Entre o intelectual, o alternativo e o popular, Benjamin traça o rastro da cultura e do discurso de Berlim, observando que eles não nasceram "de escritores e professores, mas se desenvolveram nos vestiários, nas mesas de jogo, no ônibus, no fundo de pensão, no ginásio esportivo e nas fábricas". Seu interesse pela cidade e seus cidadãos é evidente na transmissão intitulada "Colmeias", onde ele descreve o desenvolvimento arquitetônico de edifícios em forma de colmeia para soldados e suas famílias, como uma forma de evitar o aumento de deserções diante da disciplina prussiana tirânica (muitos soldados pediram permissão para retornar às suas casas na aldeia para ver suas esposas e filhos, mas nunca retornaram).
Em outra transmissão, ele explica a história da tomada da Bastilha — a cruel prisão parisiense — em 1789, mas com ênfase na perseguição de mulheres e homens escritores, livreiros e encadernadores acusados de conspirar contra a segurança do todo-poderoso Estado francês.

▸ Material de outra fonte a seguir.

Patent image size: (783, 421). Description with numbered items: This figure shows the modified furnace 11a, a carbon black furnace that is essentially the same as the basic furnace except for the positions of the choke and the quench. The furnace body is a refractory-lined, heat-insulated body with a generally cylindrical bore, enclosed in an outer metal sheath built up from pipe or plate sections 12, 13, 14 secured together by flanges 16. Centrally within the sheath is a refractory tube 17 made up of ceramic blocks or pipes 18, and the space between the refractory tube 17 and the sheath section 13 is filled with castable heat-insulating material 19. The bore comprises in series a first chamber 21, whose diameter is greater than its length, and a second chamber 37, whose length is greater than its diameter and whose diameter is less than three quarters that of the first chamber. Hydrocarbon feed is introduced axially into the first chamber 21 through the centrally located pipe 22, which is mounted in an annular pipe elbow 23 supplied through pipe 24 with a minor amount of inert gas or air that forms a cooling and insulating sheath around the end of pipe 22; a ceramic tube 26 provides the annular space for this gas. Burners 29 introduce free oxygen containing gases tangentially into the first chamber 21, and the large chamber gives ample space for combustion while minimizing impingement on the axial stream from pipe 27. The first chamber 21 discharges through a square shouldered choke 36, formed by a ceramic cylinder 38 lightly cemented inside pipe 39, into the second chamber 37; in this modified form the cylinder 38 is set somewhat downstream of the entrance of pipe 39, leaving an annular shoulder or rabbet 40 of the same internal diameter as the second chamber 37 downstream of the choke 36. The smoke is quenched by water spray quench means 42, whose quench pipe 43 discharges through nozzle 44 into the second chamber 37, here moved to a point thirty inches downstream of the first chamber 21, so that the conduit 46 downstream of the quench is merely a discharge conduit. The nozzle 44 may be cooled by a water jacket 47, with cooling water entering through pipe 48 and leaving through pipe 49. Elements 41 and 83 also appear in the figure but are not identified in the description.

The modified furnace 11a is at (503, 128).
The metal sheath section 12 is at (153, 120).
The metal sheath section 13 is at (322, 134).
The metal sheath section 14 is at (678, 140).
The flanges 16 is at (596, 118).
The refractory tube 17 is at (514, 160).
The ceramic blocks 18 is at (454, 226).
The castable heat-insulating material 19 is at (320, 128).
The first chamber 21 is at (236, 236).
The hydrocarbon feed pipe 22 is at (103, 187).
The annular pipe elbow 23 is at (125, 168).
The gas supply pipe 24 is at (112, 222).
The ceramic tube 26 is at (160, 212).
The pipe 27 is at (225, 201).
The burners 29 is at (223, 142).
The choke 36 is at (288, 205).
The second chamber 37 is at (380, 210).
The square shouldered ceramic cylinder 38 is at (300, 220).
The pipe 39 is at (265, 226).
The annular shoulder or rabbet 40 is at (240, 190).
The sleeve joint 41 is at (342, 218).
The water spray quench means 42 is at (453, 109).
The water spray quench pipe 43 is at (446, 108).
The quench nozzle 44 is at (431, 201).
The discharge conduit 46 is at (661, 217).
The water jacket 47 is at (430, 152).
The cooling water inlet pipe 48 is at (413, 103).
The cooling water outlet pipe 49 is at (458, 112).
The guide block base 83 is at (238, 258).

O livro também narra a implementação da Lei Seca nos Estados Unidos em 1920 e o apoio do empresário Henry Ford a ela, incorporando as reflexões do famoso vendedor de carros americano no roteiro: "Se consigo vender meus carros mais baratos, é porque temos a Lei Seca. Por quê? Antes, o trabalhador médio gastava grande parte do seu salário semanal no bar. Agora que não pode mais beber, tem a oportunidade de economizar. E, quando começar a economizar, perceberá que em breve terá o suficiente para comprar um carro."
Ao mesmo tempo, ele detalha o enorme negócio dos contrabandistas de bebidas alcoólicas, que traficavam álcool disfarçados de policiais, agentes funerários ou comerciantes de bonecas com garrafas de bebida dentro.
São discursos quase centenários, mas que apontam para problemas atuais, como os perigos do ultracapitalismo mais desenfreado ou a necessidade de encontrar rotas de fuga diante da ascensão da extrema direita .
Os programas de rádio do autor de Iluminações também são uma alegoria da ascensão do nazismo. A primeira transmissão foi em 23 de março de 1927, na Rádio Frankfurt, e a última, em 29 de janeiro de 1933, na Rádio Berlim. No dia seguinte, Adolf Hitler foi nomeado chanceler e, por essas mesmas ondas, a Parada das Tochas foi transmitida ao vivo e para todo o país pela primeira vez, na qual 20.000 membros da SA, a organização paramilitar nazista, reencenaram a tomada do poder. Foi o momento exato em que o fogo também substituiu a fala no rádio, e a voz de Benjamin silenciou.